I met Yuri Kageyama at an event honoring Ishmael Reed at LitQuake. Yuri performed her piece “Little YELLOW Slut”, a powerful spoken word piece that punctuates stereotypes of Asian American women with the judgmental projection “Little YELLOW SluT.”
I was immediately taken by this piece, and was proud to soon be carrying Kageyama’s latest collection of work, which she generously gifted me in exchange for my modest first book, “a fox peeks out: poems.”
I was very impressed by Kageyama’s poetry and prose, which are both a tender and raw depiction of her Asian American sexuality and political mindset.

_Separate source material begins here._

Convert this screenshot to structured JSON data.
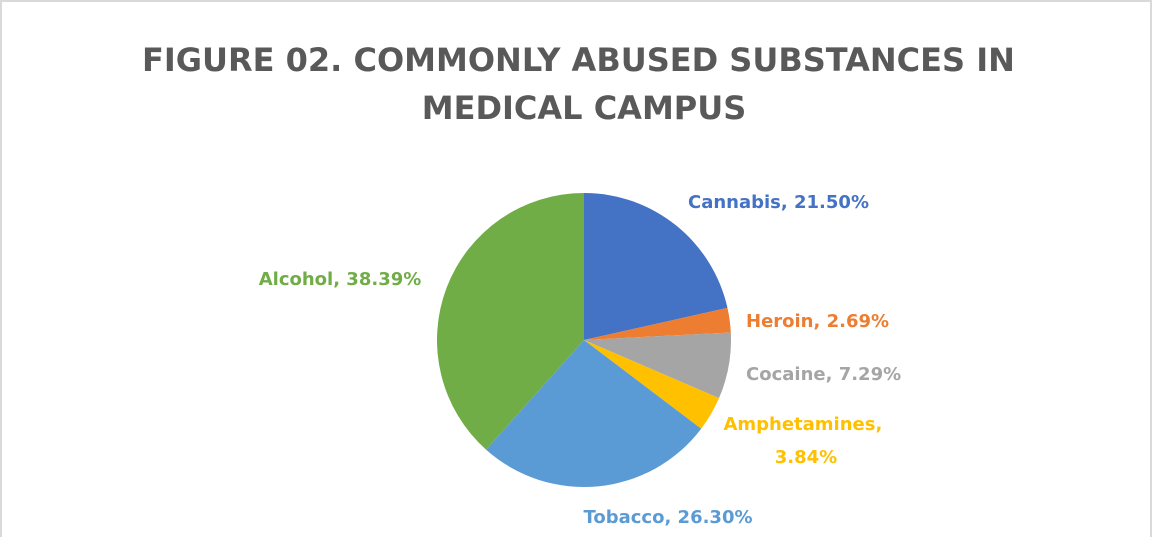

Some of the poems are in what’s now called the “wordfist” tradition, like “BIG WHITE BITCH,” taking aim at and taking down the oppressive forces of racism and sexism with a uniquely feminine yet tough-spoken mindset.
These are angry and direct. Some might find them shocking, but I found them vivid and real.

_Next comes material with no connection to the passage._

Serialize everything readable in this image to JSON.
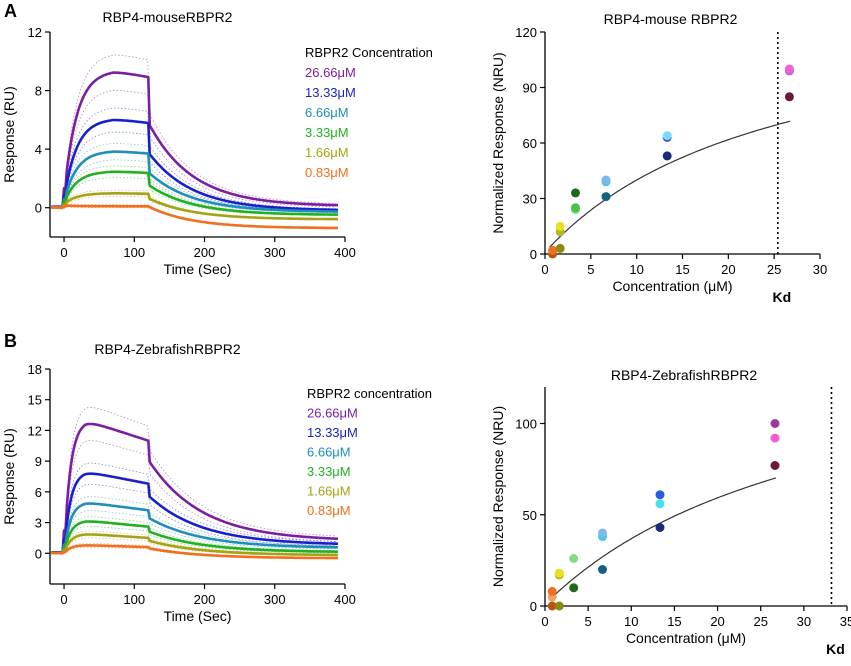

Others are a lament _ of childhood abuse by her rocket scientist father and of sitting next to him as he lay dying.
There are also many prose pieces. One discusses Japanese concepts such as Kakijun, Enryo and Iki. Another is a perhaps semi-autobiographical look back at 1970’s political-poetic movements in San Francisco.

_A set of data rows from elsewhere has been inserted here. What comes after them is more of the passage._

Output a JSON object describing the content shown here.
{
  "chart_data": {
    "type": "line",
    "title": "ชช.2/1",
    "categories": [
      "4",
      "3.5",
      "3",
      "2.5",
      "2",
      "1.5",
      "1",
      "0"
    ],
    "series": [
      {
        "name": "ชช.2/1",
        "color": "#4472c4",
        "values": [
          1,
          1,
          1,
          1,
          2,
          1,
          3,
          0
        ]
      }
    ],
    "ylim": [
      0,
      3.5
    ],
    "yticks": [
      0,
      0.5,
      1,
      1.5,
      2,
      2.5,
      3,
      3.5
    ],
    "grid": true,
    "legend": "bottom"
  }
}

Another is a dialogue between her and a younger Asian American woman living in Japan and struggling for relationship and power _ possibly a younger version of herself.
This is an emininently readable and enjoyable collection.
I found myself in turns challenged and entertained by the sheer soul-force of the person who comes shining through these words. Close to the heart, close to the soul, deeply human and remarkable. Recommended.
^___< And here is my review, in turn, of Chandra’s book:
A lot of poetry, probably including much of my own, is destructive, addressing inner turmoils to give them a form of expression as literature than other equally tempting but less acceptable, perhaps even criminal, outlets.
Such is the madness of the world around us, the abuse that we take and the psychosis we battle by the day.
Ravi Chandra’s poetry is the voice of calm, the antidote of therapy, the ointment of peace.
Perhaps it is because he is a medical doctor and psychiatrist that he seeks to heal not only internal wounds but almost the entire world around us with his debut poetry book “a fox peeks out _ poems.” (San Francisco: Pacific Heart Books, 2011)
He juxtaposes the technology of the Internet with the tradition of Asian religions in the same poetic breath that is our American experience.
Other types of slam poetry may be identified with street violence and the defiance of oppression.
Chandra’s slam poetry is more like the chamomile tea you sip before bedtime.
His works read almost like a prayer, asking God to keep us safe through another day:
“Heart like earth _ /Mind like sky./ No walls, no weapons, no war/”
The power to soothe and unify through the word involves a risky balance to keep between artistry and platitude.
Chandra pulls it off with the intelligence of a scholar, the insight of a master and, most important, the benevolence of a saint.
“Mountains do get built from earthquakes,/ great masses of earth pushing into each other,/ Pushing the ground up,” he writes in “subprime tsunamis.”
“Greed must be contained by wisdom./ Compassion must be the greatest power./ Only so, can the waters purify./ Only so, can earthquakes/ give ascent,/ instead of annihilation.”